The food: Start with the croquetas. The bacalao version is crispy and salty, with just enough fishiness to remind you what you're eating without going dense or limp. The gourmet ham croqueta is the lighter of the two: a buoyant ball, greaseless and delicate. The ropa vieja empanada, blistered and bubbled from the fryer, is the right introduction to the dish if you're not ready to commit to a full plate.
The sandwiches here aren't flat-pressed; they're buoyant and layered, which gives them a different texture from the compressed versions you'll find elsewhere on the street. The vaca frita comes in thick, meaty chunks rather than thin, crispy shreds, a little chewy but well-seasoned and zesty. It was a deliciously flavorful dish, but if you’re expecting the crunchy texture of a traditional vaca frita, you may be disappointed. Every piece of yucca on my plate was moist and properly boiled. The frijoles arrive in a thin, brothy liquid with small chopped onions scattered on top, the kind that tastes as if it came off someone's abuela's stove. I was genuinely impressed and debated requesting a bowl to take home.

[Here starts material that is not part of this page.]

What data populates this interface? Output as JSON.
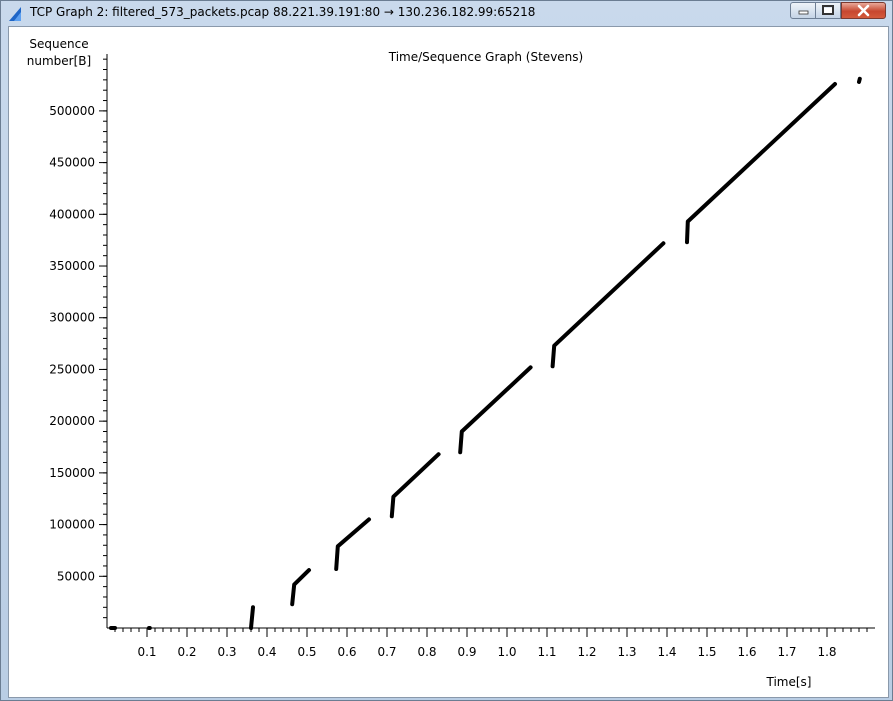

The drink: The mojito is a Calle Ocho institution, and El Pub's version gets the job done. Their alcohol free options hit the spot on a hot day. I tried the mango mint refresher, finished with a chamoy rim that keeps the sweetness in check. Individual beer bottles come in buckets of ice, and happy hour makes the patio a reasonable place to settle in.
Time Out tip: El Pub sits next to the Little Havana visitors center and is a stop on several Calle Ocho tour routes. If you're picking up a guide or hopping a bus, El Pub’s iconic ventanita is a logical first stop for a croqueta and a coffee before the walk. During happy hour (Tuesday to Friday), their $6 cocktails are a steal.